It is unclear exactly why some people are more prone to pimples than others. Hormone fluctuation and genetic factors may play a role, as acne often runs in families, but some other factors are possible.
Good and bad bacteria
Just as in the gut, we have “good” bacteria that protect against disease and “bad” bacteria that cause disease, scientists have suggested that the same may be true for the skin.
Researchers at the Washington University School of Medicine identified two unique strains of P. acnes in the skin of 20 percent of people with pimples, while those with healthy skin tended not to harbor these strains. source
Another strain of P. acnes had the opposite effect. People with pimples tended not to have this strain, but those with healthy skin did have it.
This may indicate that particular types of bacteria determine the severity and frequency of pimples. The researchers suggest that these bacteria may also interact with different factors, such as hormone and sebum levels. They call for more research.
Acne-type breakouts have also been linked to yeast infections.
Pityrosporum, also known as malassezia or folliculutis, happens when a pityrosporum yeast enters the hair follicles and multiplies, triggering an itchy eruption of tiny, itchy, rounded pimples, that resembles acne. It mainly occurs on the upper chest, shoulders, and upper back, but it can also affect the face.
Most people have this yeast on their skin, but if too much develops, it can cause a problem. It can happen to both men and women in young to middle-age.
Humid, sweaty environments, clothes made of synthetic fibers, and the use of oily skin products can all make this worse.
The condition is common in adolescents, probably because of increased sebaceous gland activity. It is not the same as acne, but it is often confused with it.
Antibiotics that are usually used for acne can make also make the condition worse, as they suppress the bacteria that would otherwise control the yeast. Antifungal treatment is needed in the case of malassezia.
Researchers have found a link between acne pimples and higher levels of testosterone and other androgens, the “male” hormones that also exist in lower levels in females.
Higher testosterone levels appear to to trigger greater activity in the sebaceous glands, resulting in more clogged pores and higher chance of acne.
The role of diet in acne is unclear, but, since a healthy, balanced, diet is known to promote good health, some dietary factors may affect the likelihood of getting acne or pimples.
Vitamins A, D, and E are all known to play a role in maintaining healthy skin, so it is possible that an adequate supply of these vitamins may help prevent acne.
Milk consumption has been associated with acne. If milk does play a role, this could be due to the hormones in milk. However, findings have been inconclusive.
It has often been said that sugar and chocolate trigger acne, but research findings have not supported this.

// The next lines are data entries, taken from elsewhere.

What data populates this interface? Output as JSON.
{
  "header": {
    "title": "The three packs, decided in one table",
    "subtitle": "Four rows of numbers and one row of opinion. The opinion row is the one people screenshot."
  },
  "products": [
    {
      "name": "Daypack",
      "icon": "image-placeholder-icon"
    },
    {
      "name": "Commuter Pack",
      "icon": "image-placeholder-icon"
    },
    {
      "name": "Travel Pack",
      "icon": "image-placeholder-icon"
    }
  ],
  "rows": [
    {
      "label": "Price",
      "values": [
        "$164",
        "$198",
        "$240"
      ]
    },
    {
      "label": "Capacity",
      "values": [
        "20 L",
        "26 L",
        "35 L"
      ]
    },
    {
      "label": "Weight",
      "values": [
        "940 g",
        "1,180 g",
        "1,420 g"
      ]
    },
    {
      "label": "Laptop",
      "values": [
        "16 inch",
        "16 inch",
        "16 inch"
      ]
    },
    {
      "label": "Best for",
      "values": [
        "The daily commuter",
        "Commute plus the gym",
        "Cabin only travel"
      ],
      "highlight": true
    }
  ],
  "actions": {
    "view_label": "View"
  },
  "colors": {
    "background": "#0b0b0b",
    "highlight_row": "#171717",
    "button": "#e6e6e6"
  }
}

Studies have linked a low glycemic-index (GI) diet with lower levels of insulin in the blood, lower levels of androgen, and a reduced likelihood of acne.
However, the results are not conclusive. Moreover, advocating a low GI diet could discourage people from consuming enough whole grains and other healthful foods that could provide useful nutrients.
Although acne is related to sebum production, avoiding all fat in the diet is not advisable. Healthy polyunsaturated and monounsaturated fats are necessary for key bodily functions. A fat-free or very low-fat diet can cause the skin to dry out and prompt the body to increase sebum production.
A good intake of fats from nuts, seeds, and olive oil may help by keeping inflammation in check, supporting the body in maintaining healthy blood sugar levels, and maintaining good skin moisture levels so as to provide an effective barrier and immune response to prevent bacterial infection.
According to the American Academy of Dermatology (AAD), “There is not enough data to recommend dietary changes for acne patients.”
If dietary changes are to play a role in acne treatment, the AAD suggest that this should be as a “complement to proven acne treatments,” rather than as a sole treatment. They suggest that individuals monitor themselves to see what might trigger a breakout.
- keeping a food diary, and sharing it with a dermatologist
- waiting for 12 weeks after cutting out a particular food, as it may take time to see the impact
- continuing with regular acne treatment while making any dietary changes
Some medical conditions also increase the chance of pimples, for example, polycystic ovarian syndrome (PCOS).
Since acne appears to stem from a complex interaction of nutrients, hormones, and other factors, it is difficult to pinpoint exactly what causes pimples to worsen.
If acne and pimples start to affect a person’s quality of life and self esteem, a doctor or dermatologist can often help.